After dinner the group headed into town to walk around and hang out, and I begged off to try to get more sleep and maybe feel better tomorrow. I felt a bit fragile. And while I was frustrated to not be able to go with them, I felt full of all the goodness of the day.
I’ve not slept well for so long that I no longer really know how to fall asleep. My exhausted body doesn’t actually get sleepy anymore, perhaps because I’ve had to fight being tired so much to get through the days that my brain’s reaction to being worn out is to send adrenaline to stem the tide. So I lay in bed and alternately sink into sleep and jerk awake in what feels like panic. But mostly I lay in bed awake, thinking about things, waiting for sleeping pills to kick in.
The pills themselves are tricky. I don’t like that they have control over me, that they can make me do things I cannot do on my own. I hate taking them. Monday night, I took one, hoping it would be enough to guide me into a sleep I’d be able to sustain on my own. It didn’t work.
Sometimes when I have trouble sleeping I imagine that there are demons assigned to me, like Screwtape, poking my soul with a big, mean stick as I begin to drift off. They were active this evening, poking away, keeping me desperately awake.
Two sleeping pills generally make me sleep soundly until about 9:30 the next morning, and leave me with a general grogginess that takes sometimes a day or even two to shake. But at 12:30 a.m., I didn’t have a choice, so I popped another blue pill and felt myself being pulled lovingly into sleep’s warm depths. I had completely given in and the demons were quiet. I was beginning to think everything would be fine. And then the fire alarm went off.
I lay in bed hoping it was a joke, but when it continued, I grabbed my white hoodie and climbed down the iron spiral fire escape just outside my door.
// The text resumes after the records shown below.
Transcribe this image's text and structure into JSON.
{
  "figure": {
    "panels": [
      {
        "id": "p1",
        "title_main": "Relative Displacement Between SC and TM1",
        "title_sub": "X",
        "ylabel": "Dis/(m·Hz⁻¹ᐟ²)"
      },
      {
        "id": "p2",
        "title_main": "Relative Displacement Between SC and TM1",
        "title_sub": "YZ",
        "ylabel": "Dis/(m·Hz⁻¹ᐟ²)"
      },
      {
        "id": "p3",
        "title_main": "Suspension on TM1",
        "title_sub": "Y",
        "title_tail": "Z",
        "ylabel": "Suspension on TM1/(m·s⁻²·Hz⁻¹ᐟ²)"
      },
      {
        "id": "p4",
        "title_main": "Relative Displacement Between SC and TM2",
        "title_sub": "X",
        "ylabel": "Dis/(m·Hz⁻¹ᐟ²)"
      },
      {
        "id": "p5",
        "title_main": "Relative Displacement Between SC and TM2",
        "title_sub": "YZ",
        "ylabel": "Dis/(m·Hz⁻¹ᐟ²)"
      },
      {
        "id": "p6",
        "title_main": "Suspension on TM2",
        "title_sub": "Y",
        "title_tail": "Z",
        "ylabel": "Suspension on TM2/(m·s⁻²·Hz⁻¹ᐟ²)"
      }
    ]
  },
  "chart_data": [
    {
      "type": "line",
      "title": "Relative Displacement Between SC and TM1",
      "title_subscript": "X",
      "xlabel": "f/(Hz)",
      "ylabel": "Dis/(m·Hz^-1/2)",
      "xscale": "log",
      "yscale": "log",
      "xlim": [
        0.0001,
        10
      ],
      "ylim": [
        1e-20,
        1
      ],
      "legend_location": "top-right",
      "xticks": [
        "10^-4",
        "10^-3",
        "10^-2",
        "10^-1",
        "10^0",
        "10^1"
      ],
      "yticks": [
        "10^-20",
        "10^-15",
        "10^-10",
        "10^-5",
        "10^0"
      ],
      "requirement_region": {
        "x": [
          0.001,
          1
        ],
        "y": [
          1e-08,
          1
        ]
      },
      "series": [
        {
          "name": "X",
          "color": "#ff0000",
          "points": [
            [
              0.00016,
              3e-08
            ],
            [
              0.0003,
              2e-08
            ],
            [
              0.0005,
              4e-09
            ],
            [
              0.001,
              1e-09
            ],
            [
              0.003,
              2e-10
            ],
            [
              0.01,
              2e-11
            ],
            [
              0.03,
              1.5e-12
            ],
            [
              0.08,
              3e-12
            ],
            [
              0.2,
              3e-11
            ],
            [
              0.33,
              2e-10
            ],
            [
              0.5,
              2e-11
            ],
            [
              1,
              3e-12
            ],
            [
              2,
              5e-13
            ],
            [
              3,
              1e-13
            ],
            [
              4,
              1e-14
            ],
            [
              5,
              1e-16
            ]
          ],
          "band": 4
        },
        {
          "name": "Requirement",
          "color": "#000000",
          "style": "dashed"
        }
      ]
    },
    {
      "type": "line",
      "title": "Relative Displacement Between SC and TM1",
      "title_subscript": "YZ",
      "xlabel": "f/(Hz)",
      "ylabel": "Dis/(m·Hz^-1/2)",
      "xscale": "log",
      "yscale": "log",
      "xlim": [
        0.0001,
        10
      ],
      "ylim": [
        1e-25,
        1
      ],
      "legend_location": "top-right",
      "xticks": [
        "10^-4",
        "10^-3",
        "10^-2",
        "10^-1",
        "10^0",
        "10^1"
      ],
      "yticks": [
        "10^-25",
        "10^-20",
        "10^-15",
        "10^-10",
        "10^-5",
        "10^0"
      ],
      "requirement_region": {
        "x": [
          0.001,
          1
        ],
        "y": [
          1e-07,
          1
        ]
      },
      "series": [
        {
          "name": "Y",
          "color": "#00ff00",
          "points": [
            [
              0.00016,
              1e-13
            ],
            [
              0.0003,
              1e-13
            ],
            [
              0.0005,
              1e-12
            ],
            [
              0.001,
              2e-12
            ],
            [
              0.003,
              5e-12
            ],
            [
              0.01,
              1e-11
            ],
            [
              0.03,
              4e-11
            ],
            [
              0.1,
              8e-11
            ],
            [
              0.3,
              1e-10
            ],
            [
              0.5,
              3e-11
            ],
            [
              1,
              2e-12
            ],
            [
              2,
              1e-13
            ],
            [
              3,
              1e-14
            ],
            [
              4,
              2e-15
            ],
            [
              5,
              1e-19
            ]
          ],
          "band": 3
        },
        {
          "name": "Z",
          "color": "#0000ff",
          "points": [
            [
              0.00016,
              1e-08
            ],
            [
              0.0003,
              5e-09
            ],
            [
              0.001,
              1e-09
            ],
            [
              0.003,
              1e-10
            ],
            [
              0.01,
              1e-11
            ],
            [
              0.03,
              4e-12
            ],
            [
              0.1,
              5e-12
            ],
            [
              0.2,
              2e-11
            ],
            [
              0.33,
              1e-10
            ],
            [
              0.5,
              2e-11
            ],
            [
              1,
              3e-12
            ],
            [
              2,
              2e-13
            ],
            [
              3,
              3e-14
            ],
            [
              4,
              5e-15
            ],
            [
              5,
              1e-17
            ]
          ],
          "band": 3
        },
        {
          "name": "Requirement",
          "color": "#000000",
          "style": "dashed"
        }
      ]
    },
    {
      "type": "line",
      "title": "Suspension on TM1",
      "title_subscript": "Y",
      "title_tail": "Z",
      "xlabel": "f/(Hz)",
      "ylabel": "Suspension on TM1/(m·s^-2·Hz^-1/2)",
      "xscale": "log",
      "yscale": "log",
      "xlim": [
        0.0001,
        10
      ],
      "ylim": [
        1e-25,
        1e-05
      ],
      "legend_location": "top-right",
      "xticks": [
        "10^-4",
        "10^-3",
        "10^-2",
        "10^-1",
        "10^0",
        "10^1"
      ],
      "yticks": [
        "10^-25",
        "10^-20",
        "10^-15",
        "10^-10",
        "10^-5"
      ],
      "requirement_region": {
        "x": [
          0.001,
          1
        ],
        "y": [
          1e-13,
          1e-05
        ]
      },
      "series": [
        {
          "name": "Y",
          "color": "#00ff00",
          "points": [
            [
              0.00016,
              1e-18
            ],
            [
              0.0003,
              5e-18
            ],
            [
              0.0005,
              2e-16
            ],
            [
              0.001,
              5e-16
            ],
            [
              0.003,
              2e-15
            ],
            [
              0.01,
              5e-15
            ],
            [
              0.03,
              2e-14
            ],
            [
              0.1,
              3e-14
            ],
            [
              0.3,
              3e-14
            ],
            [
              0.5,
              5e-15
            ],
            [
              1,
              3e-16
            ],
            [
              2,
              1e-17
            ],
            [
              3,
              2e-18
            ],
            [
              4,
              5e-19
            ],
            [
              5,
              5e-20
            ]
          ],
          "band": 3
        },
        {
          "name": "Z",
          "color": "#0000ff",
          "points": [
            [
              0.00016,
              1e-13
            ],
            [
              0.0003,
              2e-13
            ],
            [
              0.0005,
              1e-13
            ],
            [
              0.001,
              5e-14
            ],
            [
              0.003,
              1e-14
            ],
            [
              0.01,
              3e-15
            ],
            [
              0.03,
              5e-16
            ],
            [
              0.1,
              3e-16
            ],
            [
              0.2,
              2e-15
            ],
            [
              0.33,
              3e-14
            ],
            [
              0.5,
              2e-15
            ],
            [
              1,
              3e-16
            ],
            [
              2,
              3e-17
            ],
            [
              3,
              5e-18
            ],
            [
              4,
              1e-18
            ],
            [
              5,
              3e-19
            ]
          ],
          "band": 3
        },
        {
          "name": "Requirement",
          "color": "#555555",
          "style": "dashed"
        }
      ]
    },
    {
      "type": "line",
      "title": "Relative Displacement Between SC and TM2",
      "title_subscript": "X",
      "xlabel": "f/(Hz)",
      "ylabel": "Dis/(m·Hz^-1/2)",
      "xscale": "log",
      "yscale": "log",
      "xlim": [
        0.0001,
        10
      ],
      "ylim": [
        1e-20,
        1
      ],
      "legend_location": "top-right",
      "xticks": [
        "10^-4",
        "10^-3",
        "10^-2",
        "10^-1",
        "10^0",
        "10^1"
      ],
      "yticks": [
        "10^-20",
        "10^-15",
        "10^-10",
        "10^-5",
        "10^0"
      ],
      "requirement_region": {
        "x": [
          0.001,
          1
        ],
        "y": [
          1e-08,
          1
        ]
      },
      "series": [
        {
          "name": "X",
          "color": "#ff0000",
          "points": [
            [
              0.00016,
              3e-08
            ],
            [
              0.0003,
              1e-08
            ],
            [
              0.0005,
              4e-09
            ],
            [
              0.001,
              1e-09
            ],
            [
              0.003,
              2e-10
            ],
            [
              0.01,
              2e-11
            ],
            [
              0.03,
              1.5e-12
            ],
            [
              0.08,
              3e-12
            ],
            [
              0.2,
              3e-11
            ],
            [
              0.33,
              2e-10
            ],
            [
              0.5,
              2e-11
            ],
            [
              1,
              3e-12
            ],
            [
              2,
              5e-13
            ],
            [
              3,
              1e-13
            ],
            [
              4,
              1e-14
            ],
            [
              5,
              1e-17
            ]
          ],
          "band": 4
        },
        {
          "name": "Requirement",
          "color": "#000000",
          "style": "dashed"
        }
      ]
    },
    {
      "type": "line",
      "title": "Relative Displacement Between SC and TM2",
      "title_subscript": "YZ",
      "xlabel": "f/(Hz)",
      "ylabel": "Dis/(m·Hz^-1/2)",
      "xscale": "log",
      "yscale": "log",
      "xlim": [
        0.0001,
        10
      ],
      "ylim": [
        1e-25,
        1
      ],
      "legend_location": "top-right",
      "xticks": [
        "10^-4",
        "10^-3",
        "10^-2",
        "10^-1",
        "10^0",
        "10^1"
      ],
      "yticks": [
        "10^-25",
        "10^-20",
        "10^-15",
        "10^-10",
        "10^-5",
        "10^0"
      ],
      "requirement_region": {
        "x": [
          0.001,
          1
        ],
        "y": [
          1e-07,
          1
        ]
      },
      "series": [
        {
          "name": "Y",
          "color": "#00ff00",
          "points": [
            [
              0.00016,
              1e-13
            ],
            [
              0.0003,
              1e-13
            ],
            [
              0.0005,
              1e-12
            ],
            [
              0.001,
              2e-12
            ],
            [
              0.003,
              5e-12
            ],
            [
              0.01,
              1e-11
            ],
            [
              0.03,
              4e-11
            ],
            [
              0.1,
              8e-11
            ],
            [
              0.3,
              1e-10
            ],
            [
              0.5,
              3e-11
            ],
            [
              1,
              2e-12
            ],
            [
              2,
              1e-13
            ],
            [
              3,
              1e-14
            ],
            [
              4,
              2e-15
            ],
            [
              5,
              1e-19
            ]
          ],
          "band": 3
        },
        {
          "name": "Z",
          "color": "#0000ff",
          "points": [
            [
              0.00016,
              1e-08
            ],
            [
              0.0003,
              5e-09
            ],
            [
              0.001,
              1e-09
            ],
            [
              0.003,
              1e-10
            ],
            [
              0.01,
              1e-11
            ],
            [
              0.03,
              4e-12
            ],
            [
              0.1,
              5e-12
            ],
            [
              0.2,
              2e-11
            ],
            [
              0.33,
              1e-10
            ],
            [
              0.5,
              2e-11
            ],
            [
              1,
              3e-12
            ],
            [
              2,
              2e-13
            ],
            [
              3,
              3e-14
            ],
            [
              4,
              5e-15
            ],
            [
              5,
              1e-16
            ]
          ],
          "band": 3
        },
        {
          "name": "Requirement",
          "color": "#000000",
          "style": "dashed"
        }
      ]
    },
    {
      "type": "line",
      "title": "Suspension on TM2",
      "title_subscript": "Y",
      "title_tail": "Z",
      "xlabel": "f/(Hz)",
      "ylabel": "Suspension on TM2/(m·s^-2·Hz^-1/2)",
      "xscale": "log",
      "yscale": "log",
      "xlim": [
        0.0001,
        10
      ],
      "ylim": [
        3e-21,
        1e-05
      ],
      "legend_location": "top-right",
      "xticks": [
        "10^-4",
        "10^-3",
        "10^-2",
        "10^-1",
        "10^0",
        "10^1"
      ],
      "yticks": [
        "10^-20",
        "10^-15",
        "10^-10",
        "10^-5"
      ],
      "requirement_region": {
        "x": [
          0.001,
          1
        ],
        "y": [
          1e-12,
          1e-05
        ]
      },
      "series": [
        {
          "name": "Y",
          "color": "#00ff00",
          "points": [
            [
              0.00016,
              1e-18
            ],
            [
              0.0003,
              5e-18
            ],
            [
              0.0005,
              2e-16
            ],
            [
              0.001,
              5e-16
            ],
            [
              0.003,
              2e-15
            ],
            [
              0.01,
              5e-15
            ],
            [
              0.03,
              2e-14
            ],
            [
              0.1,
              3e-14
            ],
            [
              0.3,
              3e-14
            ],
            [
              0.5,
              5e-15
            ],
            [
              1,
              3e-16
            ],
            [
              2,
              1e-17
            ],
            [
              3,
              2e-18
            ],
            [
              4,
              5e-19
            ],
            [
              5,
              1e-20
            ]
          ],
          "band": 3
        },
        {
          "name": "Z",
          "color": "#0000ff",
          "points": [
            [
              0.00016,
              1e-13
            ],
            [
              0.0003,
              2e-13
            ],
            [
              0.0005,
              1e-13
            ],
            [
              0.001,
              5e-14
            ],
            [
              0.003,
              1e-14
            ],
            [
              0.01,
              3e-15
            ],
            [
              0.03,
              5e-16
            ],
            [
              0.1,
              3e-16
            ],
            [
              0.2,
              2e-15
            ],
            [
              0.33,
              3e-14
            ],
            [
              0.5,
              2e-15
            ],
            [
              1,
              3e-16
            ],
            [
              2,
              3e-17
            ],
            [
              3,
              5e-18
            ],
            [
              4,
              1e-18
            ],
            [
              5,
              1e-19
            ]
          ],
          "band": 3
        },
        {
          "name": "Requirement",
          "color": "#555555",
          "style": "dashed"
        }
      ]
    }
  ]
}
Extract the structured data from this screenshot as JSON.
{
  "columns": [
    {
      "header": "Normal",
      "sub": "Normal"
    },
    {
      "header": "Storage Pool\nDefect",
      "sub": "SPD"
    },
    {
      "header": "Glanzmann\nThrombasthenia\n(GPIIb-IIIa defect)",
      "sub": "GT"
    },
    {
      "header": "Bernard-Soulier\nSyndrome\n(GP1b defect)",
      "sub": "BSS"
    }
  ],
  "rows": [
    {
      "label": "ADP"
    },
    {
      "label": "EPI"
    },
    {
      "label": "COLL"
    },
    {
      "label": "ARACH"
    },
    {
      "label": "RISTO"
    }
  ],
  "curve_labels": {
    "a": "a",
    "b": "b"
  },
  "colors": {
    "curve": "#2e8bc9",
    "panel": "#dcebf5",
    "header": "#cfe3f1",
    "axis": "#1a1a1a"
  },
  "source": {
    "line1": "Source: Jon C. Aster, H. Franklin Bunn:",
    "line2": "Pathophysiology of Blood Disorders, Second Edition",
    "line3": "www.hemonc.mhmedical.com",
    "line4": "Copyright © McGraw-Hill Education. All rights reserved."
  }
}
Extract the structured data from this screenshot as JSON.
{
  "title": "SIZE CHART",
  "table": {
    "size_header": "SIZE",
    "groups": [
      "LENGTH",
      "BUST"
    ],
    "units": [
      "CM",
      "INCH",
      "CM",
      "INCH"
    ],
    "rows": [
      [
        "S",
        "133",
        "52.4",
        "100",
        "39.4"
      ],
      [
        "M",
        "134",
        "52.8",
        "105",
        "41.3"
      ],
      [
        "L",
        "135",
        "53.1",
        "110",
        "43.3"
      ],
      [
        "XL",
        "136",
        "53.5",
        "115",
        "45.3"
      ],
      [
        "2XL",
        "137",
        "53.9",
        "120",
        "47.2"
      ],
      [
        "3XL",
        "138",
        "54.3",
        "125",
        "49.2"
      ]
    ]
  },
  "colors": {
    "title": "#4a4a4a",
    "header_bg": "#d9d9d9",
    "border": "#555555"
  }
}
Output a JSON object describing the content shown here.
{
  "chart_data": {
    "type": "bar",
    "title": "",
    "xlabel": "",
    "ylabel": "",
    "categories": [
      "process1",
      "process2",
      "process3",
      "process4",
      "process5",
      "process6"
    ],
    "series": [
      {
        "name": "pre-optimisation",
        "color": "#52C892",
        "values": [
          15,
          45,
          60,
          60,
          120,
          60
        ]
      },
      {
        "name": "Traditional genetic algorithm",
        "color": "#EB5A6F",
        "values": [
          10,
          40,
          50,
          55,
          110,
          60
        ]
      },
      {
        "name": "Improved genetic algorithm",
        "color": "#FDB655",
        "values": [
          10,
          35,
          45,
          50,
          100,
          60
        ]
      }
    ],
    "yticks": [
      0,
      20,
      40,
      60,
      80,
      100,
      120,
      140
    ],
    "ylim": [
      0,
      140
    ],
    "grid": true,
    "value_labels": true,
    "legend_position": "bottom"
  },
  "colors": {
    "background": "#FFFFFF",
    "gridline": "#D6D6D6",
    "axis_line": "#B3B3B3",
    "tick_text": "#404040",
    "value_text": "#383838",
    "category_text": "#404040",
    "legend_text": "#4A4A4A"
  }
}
The back lawn was full. I lurked in the back of the crowd, trying not to wake up all the way. But when I spotted Jack and Paul and Simon and Jesse I joined the fun—after all, it was 12:30 and we were in our pajamas. Jack touched my arm and said, “Nice stripes,” and I just wanted to curl up with him and be cozy.
For an hour it was like college. Paul kept getting calls on his cell phone from friends and kept saying, “I’m in England! Do you know what time it is here?” And as a group we decided that Jack should make reparations for something—the Scandinavians and their pillaging, I think—which was all terribly funny because by that point, it was around 1 a.m. and I had had two sleeping pills.
When they finally let us back in, I was too shy to find Jack and say goodnight. I saw him looking around, maybe for me, and thought, sheesh. I need a remedial class in dating. Or maybe just talking to boys.